[E-rundbrief] Info 1015 - Gewaltfreier Widerstand in Palaestina - Bilin-Konferenz 2011

Matthias Reichl info at begegnungszentrum.at
Mo Mai 30 16:53:51 CEST 2011


E-Rundbrief - Info 1015 - Bericht über die 6. "Bil'in Konferenz für 
Volkswiderstand" im April 2011 - für einen gewaltfreien Widerstand in 
Palästina.

Bad Ischl, 30.5.2011

Begegnungszentrum für aktive Gewaltlosigkeit

www.begegnungszentrum.at

================================================

Bericht über die 6. "Bil'in Konferenz für Volkswiderstand" im April 2011

„Wir fordern alle palästinensischen politischen Parteien und 
zivilgesellschaftlichen Organisationen dazu auf, sich gemeinsam hinter 
den gewaltlosen Volksaufstand zur Befreiung zu stellen“

Hochrangige ParteivertreterInnen des gesamten palästinensischen 
politischen Spektrums schlossen sich bei der sechsten jährlichen 
„Bil’in Konferenz für Volkswiderstand“ den hunderten 
palästinensischen, israelischen und internationalen 
zivilgesellschaftlichen AktivistInnen und VertreterInnen von 
Organisationen an. Zusammen forderten sie die nationale und 
internationale Gemeinschaft auf, sich vereint hinter den gewaltlosen 
Volkswiderstand zu stellen, was auch die Unterstützung von Boykott, 
Desinvestitionen und Sanktionen beinhaltet. Gewidmet wurde die 
Konferenz den ermordeten AktivistInnen Rachel Corrie, Vittorio 
Arrigoni, Bassem und Jawaher Abu Rahmah sowie Juliano Mer-Khamis.
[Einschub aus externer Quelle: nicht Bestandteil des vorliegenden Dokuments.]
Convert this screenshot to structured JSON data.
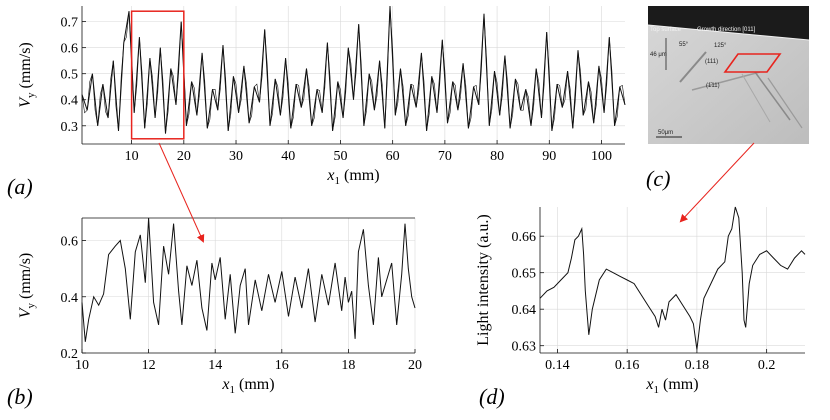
{
  "panels": {
    "a": "(a)",
    "b": "(b)",
    "c": "(c)",
    "d": "(d)"
  },
  "colors": {
    "line": "#111111",
    "highlight": "#e8241e",
    "grid": "#d9d9d9"
  },
  "chart_data": [
    {
      "id": "a",
      "type": "line",
      "xlabel": "x_1 (mm)",
      "ylabel": "V_y (mm/s)",
      "xlim": [
        0.5,
        104.5
      ],
      "ylim": [
        0.23,
        0.76
      ],
      "xticks": [
        10,
        20,
        30,
        40,
        50,
        60,
        70,
        80,
        90,
        100
      ],
      "yticks": [
        0.3,
        0.4,
        0.5,
        0.6,
        0.7
      ],
      "ytick_labels": [
        "0.3",
        "0.4",
        "0.5",
        "0.6",
        "0.7"
      ],
      "grid": true,
      "series": [
        {
          "x": [
            0.5,
            1.5,
            2.5,
            3.5,
            4.5,
            5.5,
            6.5,
            7.5,
            8.5,
            9.5,
            10.5,
            11.5,
            12.5,
            13.5,
            14.5,
            15.5,
            16.5,
            17.5,
            18.5,
            19.5,
            20.5,
            21.5,
            22.5,
            23.5,
            24.5,
            25.5,
            26.5,
            27.5,
            28.5,
            29.5,
            30.5,
            31.5,
            32.5,
            33.5,
            34.5,
            35.5,
            36.5,
            37.5,
            38.5,
            39.5,
            40.5,
            41.5,
            42.5,
            43.5,
            44.5,
            45.5,
            46.5,
            47.5,
            48.5,
            49.5,
            50.5,
            51.5,
            52.5,
            53.5,
            54.5,
            55.5,
            56.5,
            57.5,
            58.5,
            59.5,
            60.5,
            61.5,
            62.5,
            63.5,
            64.5,
            65.5,
            66.5,
            67.5,
            68.5,
            69.5,
            70.5,
            71.5,
            72.5,
            73.5,
            74.5,
            75.5,
            76.5,
            77.5,
            78.5,
            79.5,
            80.5,
            81.5,
            82.5,
            83.5,
            84.5,
            85.5,
            86.5,
            87.5,
            88.5,
            89.5,
            90.5,
            91.5,
            92.5,
            93.5,
            94.5,
            95.5,
            96.5,
            97.5,
            98.5,
            99.5,
            100.5,
            101.5,
            102.5,
            103.5,
            104.5
          ],
          "y": [
            0.42,
            0.36,
            0.5,
            0.3,
            0.46,
            0.33,
            0.55,
            0.28,
            0.62,
            0.74,
            0.35,
            0.64,
            0.29,
            0.56,
            0.33,
            0.6,
            0.27,
            0.52,
            0.38,
            0.7,
            0.3,
            0.47,
            0.34,
            0.58,
            0.29,
            0.44,
            0.36,
            0.61,
            0.28,
            0.49,
            0.35,
            0.53,
            0.31,
            0.45,
            0.39,
            0.67,
            0.3,
            0.48,
            0.34,
            0.56,
            0.29,
            0.46,
            0.37,
            0.52,
            0.3,
            0.44,
            0.35,
            0.62,
            0.28,
            0.47,
            0.33,
            0.6,
            0.4,
            0.69,
            0.3,
            0.5,
            0.36,
            0.55,
            0.29,
            0.76,
            0.34,
            0.52,
            0.3,
            0.46,
            0.37,
            0.58,
            0.28,
            0.49,
            0.35,
            0.63,
            0.31,
            0.47,
            0.36,
            0.54,
            0.29,
            0.45,
            0.38,
            0.73,
            0.3,
            0.51,
            0.34,
            0.57,
            0.29,
            0.48,
            0.36,
            0.44,
            0.3,
            0.52,
            0.33,
            0.66,
            0.28,
            0.46,
            0.37,
            0.51,
            0.29,
            0.59,
            0.34,
            0.47,
            0.31,
            0.53,
            0.35,
            0.64,
            0.3,
            0.45,
            0.38
          ]
        }
      ],
      "highlight_box": {
        "x": [
          10,
          20
        ],
        "y": [
          0.25,
          0.74
        ]
      }
    },
    {
      "id": "b",
      "type": "line",
      "xlabel": "x_1 (mm)",
      "ylabel": "V_y (mm/s)",
      "xlim": [
        10,
        20
      ],
      "ylim": [
        0.2,
        0.68
      ],
      "xticks": [
        10,
        12,
        14,
        16,
        18,
        20
      ],
      "yticks": [
        0.2,
        0.4,
        0.6
      ],
      "ytick_labels": [
        "0.2",
        "0.4",
        "0.6"
      ],
      "grid": true,
      "series": [
        {
          "x": [
            10.0,
            10.1,
            10.2,
            10.35,
            10.5,
            10.65,
            10.8,
            11.0,
            11.15,
            11.3,
            11.45,
            11.6,
            11.75,
            11.9,
            12.0,
            12.15,
            12.3,
            12.45,
            12.6,
            12.75,
            12.9,
            13.0,
            13.15,
            13.3,
            13.45,
            13.6,
            13.75,
            13.9,
            14.0,
            14.15,
            14.3,
            14.45,
            14.6,
            14.75,
            14.9,
            15.0,
            15.2,
            15.4,
            15.6,
            15.8,
            16.0,
            16.2,
            16.4,
            16.6,
            16.8,
            17.0,
            17.2,
            17.4,
            17.6,
            17.8,
            17.9,
            18.0,
            18.1,
            18.2,
            18.3,
            18.45,
            18.6,
            18.75,
            18.9,
            19.0,
            19.15,
            19.3,
            19.45,
            19.6,
            19.7,
            19.8,
            19.9,
            20.0
          ],
          "y": [
            0.38,
            0.24,
            0.32,
            0.4,
            0.37,
            0.41,
            0.55,
            0.58,
            0.6,
            0.5,
            0.32,
            0.56,
            0.62,
            0.45,
            0.68,
            0.38,
            0.3,
            0.58,
            0.48,
            0.66,
            0.42,
            0.3,
            0.51,
            0.44,
            0.53,
            0.36,
            0.28,
            0.52,
            0.46,
            0.54,
            0.32,
            0.48,
            0.27,
            0.44,
            0.5,
            0.3,
            0.46,
            0.35,
            0.48,
            0.38,
            0.49,
            0.33,
            0.47,
            0.36,
            0.5,
            0.31,
            0.48,
            0.37,
            0.52,
            0.35,
            0.47,
            0.38,
            0.42,
            0.25,
            0.56,
            0.64,
            0.44,
            0.3,
            0.54,
            0.4,
            0.46,
            0.52,
            0.3,
            0.48,
            0.66,
            0.5,
            0.4,
            0.36
          ]
        }
      ]
    },
    {
      "id": "d",
      "type": "line",
      "xlabel": "x_1 (mm)",
      "ylabel": "Light intensity (a.u.)",
      "xlim": [
        0.135,
        0.211
      ],
      "ylim": [
        0.628,
        0.668
      ],
      "xticks": [
        0.14,
        0.16,
        0.18,
        0.2
      ],
      "xtick_labels": [
        "0.14",
        "0.16",
        "0.18",
        "0.2"
      ],
      "yticks": [
        0.63,
        0.64,
        0.65,
        0.66
      ],
      "ytick_labels": [
        "0.63",
        "0.64",
        "0.65",
        "0.66"
      ],
      "grid": true,
      "series": [
        {
          "x": [
            0.135,
            0.137,
            0.139,
            0.141,
            0.143,
            0.144,
            0.145,
            0.146,
            0.147,
            0.1475,
            0.148,
            0.149,
            0.15,
            0.152,
            0.154,
            0.156,
            0.158,
            0.16,
            0.162,
            0.164,
            0.166,
            0.168,
            0.169,
            0.17,
            0.171,
            0.172,
            0.174,
            0.176,
            0.178,
            0.179,
            0.18,
            0.181,
            0.182,
            0.184,
            0.186,
            0.188,
            0.189,
            0.19,
            0.191,
            0.192,
            0.193,
            0.1935,
            0.194,
            0.195,
            0.196,
            0.198,
            0.2,
            0.202,
            0.204,
            0.206,
            0.208,
            0.21,
            0.211
          ],
          "y": [
            0.643,
            0.645,
            0.646,
            0.648,
            0.65,
            0.654,
            0.659,
            0.66,
            0.662,
            0.655,
            0.645,
            0.633,
            0.64,
            0.648,
            0.651,
            0.65,
            0.649,
            0.648,
            0.647,
            0.644,
            0.641,
            0.638,
            0.635,
            0.64,
            0.637,
            0.642,
            0.644,
            0.641,
            0.638,
            0.636,
            0.629,
            0.637,
            0.643,
            0.647,
            0.651,
            0.653,
            0.66,
            0.662,
            0.668,
            0.665,
            0.65,
            0.637,
            0.635,
            0.647,
            0.652,
            0.655,
            0.656,
            0.654,
            0.652,
            0.651,
            0.654,
            0.656,
            0.655
          ]
        }
      ]
    }
  ],
  "micrograph": {
    "labels": {
      "top_surface": "Top surface",
      "growth": "Growth direction [011]",
      "angle55": "55°",
      "angle125": "125°",
      "depth": "46 μm",
      "plane1": "(111)",
      "plane2": "(1̄11)",
      "scalebar": "50μm"
    }
  }
}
Während der Eröffnungsrede appellierte der palästinensische 
Premierminister Fayyad an die internationale Gemeinschaft, sich für 
eine palästinensische Selbstbestimmung stark zu machen: „Die 
internationale Gemeinschaft muss sich dazu verpflichtet fühlen, für 
einen palästinensischen Staat innerhalb der Grenzen von 1967 zu werben 
und die für kommenden September geplante Unabhängigkeitserklärung zu 
unterstützen.“ Er forderte die internationale Gemeinschaft außerdem 
dazu auf, den palästinensischen gewaltlosen Widerstand zu 
unterstützen, und machte vor allem auf die kürzlich erfolgte 
Verhaftung von Bassem und Naji Tamini vom „Nabi Saleh Bürgerkomitee“ 
aufmerksam.

Cindy Corrie, Mutter der ermordeten „International Solidarity 
Movement“-Aktivistin Rachel Corrie, redete über die Tragödie, die alle 
Mütter, sowohl israelische als auch palästinensische, im Laufe dieses 
Konflikts durchleben mussten und müssen. Sie forderte die 
Zivilgesellschaft beider Seiten auf, auf Gewalt zu verzichten.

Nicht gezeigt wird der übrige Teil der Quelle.